Solved – Using shrinkage when estimating covariance matrix before doing PCA

covariance-matrixpcaregularization

Although it is often calculated differently, my intuitive understanding of PCA arises from its definition as the eigendecomposition of the sample covariance matrix. I have recently become aware of various popular methods for improving estimation of the covariance matrix (e.g. Donoho et al. 2013 Optimal Shrinkage of Eigenvalues in the Spiked Covariance Model). Indeed, the Wikipedia page for Estimation of Covariance Matrix says:

Estimates of covariance matrices are required at the initial stages of
principal component analysis and factor analysis, and are also
involved in versions of regression analysis that treat the dependent
variables in a data-set, jointly with the independent variable as the
outcome of a random sample.

I frequently find myself performing PCA of data matrices where the number of samples (n) is comparable or less than the number of variables (p), which is precisely the case where the estimation of sample covariance matrix can be improved using shrinkage or other techniques. My goal in these situations is dimensionality reduction so as to find patterns in the data (e.g. in the famous Iris dataset, PCA reveals three differnt kinds of flowers). If I were to improve the estimation of the covariance matrix, would PCA then give a "better" understanding of the structure in the data (e.g. the groups would separate nicer)? Are there any examples where shrinkage is very useful in dimensionality reduction using PCA?

Best Answer

The paper you cited (Donoho et al. 2013 Optimal Shrinkage of Eigenvalues in the Spiked Covariance Model) is an impressive piece of work which I confess I did not really study. Nevertheless, I believe that it is easy to see that an answer to your question is negative: using any kind of shrinkage estimator of the covariance matrix will not improve your PCA results and, specifically, will not lead to "better understanding of the structure in the data".

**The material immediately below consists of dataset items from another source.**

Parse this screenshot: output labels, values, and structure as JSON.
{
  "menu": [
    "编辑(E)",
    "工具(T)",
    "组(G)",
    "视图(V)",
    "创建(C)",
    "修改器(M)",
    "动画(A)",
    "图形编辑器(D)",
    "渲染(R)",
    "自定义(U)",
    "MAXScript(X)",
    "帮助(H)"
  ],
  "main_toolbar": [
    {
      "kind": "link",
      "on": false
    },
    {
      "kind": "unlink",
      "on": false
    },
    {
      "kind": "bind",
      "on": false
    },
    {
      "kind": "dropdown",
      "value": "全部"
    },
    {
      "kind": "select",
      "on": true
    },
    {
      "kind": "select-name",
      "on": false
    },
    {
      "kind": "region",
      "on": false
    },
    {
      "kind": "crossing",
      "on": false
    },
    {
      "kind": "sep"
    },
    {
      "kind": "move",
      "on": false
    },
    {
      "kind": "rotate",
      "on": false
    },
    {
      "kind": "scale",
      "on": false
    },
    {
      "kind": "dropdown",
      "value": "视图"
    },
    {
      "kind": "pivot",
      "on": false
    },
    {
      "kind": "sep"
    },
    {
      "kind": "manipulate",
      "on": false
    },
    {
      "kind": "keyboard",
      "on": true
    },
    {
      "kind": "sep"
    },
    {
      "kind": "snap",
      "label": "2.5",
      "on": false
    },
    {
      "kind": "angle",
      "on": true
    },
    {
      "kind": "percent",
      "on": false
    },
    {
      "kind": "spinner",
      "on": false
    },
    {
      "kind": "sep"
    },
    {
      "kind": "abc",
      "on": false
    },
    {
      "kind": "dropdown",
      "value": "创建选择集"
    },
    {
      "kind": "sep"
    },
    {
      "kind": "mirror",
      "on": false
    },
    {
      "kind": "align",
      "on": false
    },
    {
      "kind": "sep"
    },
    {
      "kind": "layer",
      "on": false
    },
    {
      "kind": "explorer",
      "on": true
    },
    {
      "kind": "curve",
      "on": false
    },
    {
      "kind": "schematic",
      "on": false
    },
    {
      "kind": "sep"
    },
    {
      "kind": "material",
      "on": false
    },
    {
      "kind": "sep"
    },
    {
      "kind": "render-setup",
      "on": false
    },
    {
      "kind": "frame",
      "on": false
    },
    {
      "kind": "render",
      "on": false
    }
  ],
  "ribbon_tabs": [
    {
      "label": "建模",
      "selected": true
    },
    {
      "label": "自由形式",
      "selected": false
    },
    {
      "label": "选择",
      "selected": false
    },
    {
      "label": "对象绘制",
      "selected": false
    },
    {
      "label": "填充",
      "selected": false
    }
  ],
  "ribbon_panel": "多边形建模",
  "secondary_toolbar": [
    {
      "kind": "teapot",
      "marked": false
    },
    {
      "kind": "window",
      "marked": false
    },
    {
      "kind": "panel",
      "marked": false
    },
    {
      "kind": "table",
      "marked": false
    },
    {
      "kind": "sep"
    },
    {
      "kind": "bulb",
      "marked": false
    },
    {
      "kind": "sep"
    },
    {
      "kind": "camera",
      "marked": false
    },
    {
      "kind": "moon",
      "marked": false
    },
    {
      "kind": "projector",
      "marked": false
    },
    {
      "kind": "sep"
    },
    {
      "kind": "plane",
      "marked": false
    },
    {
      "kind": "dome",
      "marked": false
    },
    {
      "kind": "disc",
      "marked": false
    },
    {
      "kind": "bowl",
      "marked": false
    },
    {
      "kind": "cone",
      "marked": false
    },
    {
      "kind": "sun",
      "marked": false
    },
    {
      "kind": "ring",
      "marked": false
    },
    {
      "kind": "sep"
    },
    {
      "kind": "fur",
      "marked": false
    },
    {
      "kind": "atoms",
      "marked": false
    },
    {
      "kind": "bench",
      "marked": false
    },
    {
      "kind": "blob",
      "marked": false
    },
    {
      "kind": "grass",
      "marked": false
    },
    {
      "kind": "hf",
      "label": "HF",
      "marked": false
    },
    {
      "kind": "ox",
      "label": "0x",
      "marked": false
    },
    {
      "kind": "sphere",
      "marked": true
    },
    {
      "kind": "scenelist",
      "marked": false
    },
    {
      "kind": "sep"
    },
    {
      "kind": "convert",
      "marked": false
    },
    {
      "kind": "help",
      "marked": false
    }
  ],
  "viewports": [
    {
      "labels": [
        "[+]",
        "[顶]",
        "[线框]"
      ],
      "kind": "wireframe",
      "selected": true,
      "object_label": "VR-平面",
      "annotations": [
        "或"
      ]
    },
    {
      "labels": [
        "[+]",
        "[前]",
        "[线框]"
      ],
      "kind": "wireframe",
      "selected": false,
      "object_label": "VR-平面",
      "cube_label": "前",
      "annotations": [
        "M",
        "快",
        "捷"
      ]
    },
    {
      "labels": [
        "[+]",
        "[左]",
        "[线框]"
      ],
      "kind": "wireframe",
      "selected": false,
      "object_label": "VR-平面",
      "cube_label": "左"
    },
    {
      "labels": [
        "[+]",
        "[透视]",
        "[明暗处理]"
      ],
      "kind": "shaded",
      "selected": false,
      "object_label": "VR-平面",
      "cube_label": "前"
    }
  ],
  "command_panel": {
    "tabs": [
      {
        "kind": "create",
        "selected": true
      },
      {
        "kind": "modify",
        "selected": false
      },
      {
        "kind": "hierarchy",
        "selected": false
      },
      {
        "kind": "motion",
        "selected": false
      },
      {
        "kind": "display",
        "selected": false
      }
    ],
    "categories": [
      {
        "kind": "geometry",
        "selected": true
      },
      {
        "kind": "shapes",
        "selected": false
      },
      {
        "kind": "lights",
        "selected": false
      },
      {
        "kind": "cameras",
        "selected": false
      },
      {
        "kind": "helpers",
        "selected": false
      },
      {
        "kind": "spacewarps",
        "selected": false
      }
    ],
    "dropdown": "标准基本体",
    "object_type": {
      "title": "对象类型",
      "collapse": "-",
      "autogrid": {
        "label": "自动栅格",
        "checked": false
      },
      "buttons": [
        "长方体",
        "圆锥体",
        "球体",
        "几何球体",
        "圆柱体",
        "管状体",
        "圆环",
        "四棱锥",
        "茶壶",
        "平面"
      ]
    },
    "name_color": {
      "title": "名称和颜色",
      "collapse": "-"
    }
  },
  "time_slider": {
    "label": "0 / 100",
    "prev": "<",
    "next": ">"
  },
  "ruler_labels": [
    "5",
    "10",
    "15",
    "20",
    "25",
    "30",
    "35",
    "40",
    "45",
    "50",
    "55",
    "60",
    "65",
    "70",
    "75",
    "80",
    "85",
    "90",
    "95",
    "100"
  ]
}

In a nutshell, this is because shrinkage estimators only affect the eigenvalues of the sample covariance matrix and not the eigenvectors.

Let me quote the beginning of the abstract of Donoho et al.:

Since the seminal work of Stein (1956) it has been understood that the empirical covariance matrix can be improved by shrinkage of the empirical eigenvalues. In this paper, we consider a proportional-growth asymptotic framework with $n$ observations and $p_n$ variables having limit $p_n/n \to \gamma \in (0,1]$. We assume the population covariance matrix $\Sigma$ follows the popular spiked covariance model, in which several eigenvalues are significantly larger than all the others, which all equal $1$. Factoring the empirical covariance matrix $S$ as $S = V \Lambda V'$ with $V$ orthogonal and $\Lambda$ diagonal, we consider shrinkers of the form $\hat{\Sigma} = \eta(S) = V \eta(\Lambda) V'$ where $\eta(\Lambda)_{ii} = \eta(\Lambda_{ii})$ is a scalar nonlinearity that operates individually on the diagonal entries of $\Lambda$.

The abstract goes on to describe paper's contributions, but what is important for us here is that the sample covariance matrix $S$ and its shrinked version $\hat\Sigma$ have the same eigenvectors. Principal components are given by projections of the data onto these eigenvectors; so they will not be affected by the shrinkage.

The only thing that can get affected are the estimates of how much variance is explained by each PC because these are given by the eigenvalues. (And as @Aksakal wrote in the comments, this can affect the number of retained PCs.) But the PCs themselves will not change.